Lorsqu’elles entrent en décomposition sous l’effet de la chaleur, les algues vertes deviennent un danger pour la faune. Mais même avant cela, leur prolifération dans certaines aires très riches en azote dérange les habitants de ces écosystèmes.
Au stade juvénile
« De nombreuses espèces de poissons vivent dans les zones côtières ou estuariennes au stade juvénile. C’est là qu’ils grandissent, en particulier l’été, explique Olivier Le Pape, chercheur en écologie marine et côtière à l’Institut Agro de Rennes.

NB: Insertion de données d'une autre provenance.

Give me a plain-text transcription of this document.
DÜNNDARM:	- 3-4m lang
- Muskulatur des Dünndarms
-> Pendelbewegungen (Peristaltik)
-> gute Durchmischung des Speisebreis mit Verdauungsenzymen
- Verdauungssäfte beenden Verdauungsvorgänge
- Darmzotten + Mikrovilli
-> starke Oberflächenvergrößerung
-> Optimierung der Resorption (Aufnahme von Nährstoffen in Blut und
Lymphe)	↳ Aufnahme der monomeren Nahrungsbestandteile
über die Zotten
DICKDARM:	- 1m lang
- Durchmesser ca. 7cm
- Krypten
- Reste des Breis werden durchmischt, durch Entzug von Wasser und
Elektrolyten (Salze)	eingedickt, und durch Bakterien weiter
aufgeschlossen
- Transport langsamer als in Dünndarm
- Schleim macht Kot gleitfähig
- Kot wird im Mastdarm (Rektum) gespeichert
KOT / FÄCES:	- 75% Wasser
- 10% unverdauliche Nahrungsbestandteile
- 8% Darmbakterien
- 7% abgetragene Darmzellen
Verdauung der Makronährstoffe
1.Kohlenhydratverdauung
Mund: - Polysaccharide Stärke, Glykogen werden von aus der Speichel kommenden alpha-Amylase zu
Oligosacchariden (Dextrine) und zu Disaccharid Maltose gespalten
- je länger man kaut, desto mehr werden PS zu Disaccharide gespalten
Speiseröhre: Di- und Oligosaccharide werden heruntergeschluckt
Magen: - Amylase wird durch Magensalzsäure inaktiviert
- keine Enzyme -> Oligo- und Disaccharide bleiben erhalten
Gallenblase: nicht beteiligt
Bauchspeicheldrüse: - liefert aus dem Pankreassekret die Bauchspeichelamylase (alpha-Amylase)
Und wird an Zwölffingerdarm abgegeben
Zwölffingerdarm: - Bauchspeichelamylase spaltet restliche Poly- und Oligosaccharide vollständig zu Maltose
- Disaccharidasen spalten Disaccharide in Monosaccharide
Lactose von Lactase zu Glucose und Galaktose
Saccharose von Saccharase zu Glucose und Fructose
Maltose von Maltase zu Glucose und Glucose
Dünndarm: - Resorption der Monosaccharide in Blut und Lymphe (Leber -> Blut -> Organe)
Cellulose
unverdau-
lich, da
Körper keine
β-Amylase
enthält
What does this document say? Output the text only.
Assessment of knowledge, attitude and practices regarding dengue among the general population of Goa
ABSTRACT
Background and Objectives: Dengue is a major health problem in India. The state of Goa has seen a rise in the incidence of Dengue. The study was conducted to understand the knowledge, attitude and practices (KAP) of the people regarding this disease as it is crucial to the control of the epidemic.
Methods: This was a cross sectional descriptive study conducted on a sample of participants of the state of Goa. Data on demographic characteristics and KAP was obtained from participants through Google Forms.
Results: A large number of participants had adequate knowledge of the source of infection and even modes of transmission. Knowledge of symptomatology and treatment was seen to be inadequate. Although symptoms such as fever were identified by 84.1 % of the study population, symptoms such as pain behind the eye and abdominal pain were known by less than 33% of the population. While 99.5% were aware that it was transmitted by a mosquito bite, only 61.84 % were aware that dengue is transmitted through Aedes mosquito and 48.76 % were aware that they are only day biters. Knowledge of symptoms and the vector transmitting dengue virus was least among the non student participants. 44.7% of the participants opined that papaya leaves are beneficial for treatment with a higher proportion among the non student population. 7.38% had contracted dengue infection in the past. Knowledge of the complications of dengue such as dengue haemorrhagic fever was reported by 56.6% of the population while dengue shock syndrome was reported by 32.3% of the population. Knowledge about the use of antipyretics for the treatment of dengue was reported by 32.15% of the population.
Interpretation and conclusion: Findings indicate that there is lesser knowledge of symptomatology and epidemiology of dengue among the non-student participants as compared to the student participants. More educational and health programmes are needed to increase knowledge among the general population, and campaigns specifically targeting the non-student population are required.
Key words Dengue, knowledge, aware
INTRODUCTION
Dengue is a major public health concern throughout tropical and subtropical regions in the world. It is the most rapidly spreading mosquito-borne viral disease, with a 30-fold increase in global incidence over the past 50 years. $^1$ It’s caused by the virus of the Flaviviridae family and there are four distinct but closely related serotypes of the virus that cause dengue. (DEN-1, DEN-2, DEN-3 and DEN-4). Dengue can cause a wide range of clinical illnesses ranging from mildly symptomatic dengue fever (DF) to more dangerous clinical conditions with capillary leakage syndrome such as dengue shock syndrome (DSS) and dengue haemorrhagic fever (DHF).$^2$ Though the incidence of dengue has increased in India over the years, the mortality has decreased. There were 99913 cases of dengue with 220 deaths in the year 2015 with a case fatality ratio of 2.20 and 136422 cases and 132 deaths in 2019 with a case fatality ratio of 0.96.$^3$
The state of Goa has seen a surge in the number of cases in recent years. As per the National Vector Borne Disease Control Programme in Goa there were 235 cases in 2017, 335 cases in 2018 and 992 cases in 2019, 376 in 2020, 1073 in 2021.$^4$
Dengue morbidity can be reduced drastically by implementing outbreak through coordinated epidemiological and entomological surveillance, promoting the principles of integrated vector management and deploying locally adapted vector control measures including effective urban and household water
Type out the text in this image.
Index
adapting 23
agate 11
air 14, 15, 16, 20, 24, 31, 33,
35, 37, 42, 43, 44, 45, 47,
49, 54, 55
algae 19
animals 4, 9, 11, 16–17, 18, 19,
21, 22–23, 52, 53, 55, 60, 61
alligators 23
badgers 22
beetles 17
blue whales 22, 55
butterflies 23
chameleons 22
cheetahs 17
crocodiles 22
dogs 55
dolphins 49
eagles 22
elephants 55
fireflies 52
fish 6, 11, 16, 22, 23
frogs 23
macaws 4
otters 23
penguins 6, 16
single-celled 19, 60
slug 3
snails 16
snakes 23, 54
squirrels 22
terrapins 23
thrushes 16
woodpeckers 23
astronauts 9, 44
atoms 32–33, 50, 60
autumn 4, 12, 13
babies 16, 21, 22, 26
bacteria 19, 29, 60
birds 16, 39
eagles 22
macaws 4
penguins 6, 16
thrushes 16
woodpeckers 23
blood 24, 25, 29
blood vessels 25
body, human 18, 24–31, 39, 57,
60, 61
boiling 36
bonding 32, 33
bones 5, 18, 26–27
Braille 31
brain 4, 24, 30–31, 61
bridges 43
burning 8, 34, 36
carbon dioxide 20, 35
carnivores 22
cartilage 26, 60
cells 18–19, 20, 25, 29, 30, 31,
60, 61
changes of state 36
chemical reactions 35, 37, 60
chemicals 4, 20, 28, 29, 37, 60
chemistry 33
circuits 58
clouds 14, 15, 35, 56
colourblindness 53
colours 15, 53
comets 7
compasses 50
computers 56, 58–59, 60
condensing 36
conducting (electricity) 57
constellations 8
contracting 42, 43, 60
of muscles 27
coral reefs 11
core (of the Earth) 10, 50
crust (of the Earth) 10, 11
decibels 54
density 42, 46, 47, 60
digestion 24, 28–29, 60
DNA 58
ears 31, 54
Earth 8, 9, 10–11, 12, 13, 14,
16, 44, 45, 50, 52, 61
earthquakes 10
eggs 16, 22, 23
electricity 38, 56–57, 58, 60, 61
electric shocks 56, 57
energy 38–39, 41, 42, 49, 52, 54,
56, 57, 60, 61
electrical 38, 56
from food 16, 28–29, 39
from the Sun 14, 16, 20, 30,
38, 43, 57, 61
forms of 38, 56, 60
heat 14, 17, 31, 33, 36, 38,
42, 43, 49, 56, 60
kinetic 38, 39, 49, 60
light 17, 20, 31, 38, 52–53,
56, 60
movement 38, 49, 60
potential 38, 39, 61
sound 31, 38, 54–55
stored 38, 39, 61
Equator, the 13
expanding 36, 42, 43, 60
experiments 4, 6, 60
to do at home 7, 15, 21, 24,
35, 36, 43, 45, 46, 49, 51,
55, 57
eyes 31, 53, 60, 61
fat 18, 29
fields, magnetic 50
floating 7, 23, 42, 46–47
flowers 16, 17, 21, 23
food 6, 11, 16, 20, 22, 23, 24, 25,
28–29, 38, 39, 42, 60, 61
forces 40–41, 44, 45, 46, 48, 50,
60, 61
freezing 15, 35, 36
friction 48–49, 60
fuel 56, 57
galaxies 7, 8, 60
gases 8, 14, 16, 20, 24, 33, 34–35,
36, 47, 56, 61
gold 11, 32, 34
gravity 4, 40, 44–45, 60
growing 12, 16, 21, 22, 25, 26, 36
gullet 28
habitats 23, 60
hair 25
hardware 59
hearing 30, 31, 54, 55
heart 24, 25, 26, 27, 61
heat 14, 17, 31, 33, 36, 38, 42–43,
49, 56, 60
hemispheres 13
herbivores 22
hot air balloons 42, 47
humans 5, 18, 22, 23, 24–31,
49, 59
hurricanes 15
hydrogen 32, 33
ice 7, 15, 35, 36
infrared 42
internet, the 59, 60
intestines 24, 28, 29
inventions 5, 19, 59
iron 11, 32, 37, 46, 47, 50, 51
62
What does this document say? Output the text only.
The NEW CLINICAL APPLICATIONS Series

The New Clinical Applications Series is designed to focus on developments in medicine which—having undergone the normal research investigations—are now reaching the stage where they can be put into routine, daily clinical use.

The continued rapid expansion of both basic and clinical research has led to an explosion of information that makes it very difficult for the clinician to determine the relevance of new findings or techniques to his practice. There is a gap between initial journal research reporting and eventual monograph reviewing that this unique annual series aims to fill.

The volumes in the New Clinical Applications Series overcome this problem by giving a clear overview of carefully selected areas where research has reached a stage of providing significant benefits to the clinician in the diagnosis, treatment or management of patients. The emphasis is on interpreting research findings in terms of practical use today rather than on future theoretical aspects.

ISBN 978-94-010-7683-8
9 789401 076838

Or ce sont ces zones qui sont touchées par les marées vertes. » Pendant deux ans, l'équipe a échantillonné des poissons, avec un double objectif : mesurer leur abondance sur une année et évaluer un éventuel effet des algues vertes sur leur croissance.
« Nous avons étudié les deux types d’écosystèmes touchés : les plages sableuses des baies côtières aux alentours de Saint-Brieuc et les vasières1 estuariennes de la Rance près de Saint-Malo », indique Olivier Le Pape. « Nous avons analysé2 le bien-être des poissons prélevés grâce à des indices physiologiques, comme leur dosage lipidique qui est un bon témoin du stress. » Mieux encore, les chercheurs ont utilisé une partie de l’anatomie des poissons appelée l’otolithe. Longue de quelques millimètres à peine, elle fait partie de leur oreille interne. « Quand on coupe cette petite pièce faite de calcium, on peut observer des stries de croissance similaires à celles d’un tronc d’arbre. » Ces témoins de l’histoire des poissons ont permis aux scientifiques de constater des chutes de croissance chez les jeunes individus quand les algues vertes commencent lentement leur invasion au printemps.
Un habitat réduit
Mais les effets les plus marquants des marées vertes s’observent l’été lors des grandes infestations. Les résultats sont sans appel : dès que les proliférations deviennent massives, les jeunes poissons disparaissent. « Une eau remplie d’algues, c’est une soupe épaisse dans laquelle ils ne peuvent pas vivre », illustre le chercheur. Quasiment du jour au lendemain, une baie où frétillaient bars et plies3 se trouve désertée. « Les poissons se déplacent vers des zones plus profondes, moins favorables à leur alimentation alors qu’ils sont dans un stade très sensible de leur cycle de vie. »
Leur croissance et donc leur survie sont en péril. Ceux qui survivent ne reviennent qu’une fois les algues vertes disparues. Selon les années, il faut attendre septembre ou octobre. « Les poissons cessent de coloniser les eaux peu profondes touchées par ces invasions, ce qui réduit progressivement leur habitat », regrette Olivier Le Pape. Preuve que les marées vertes, dues à l’activité humaine, modifient durablement les écosystèmes côtiers.
1. Zones couvertes de vase à cause de l’accumulation de sédiments fins.
2. Dans le cadre de la thèse d’Émilie Le Luherne, en 2016, à l’Institut Agro de Rennes.
3. Espèce de poisson plat, répandue dans les fonds sablonneux et vaseux.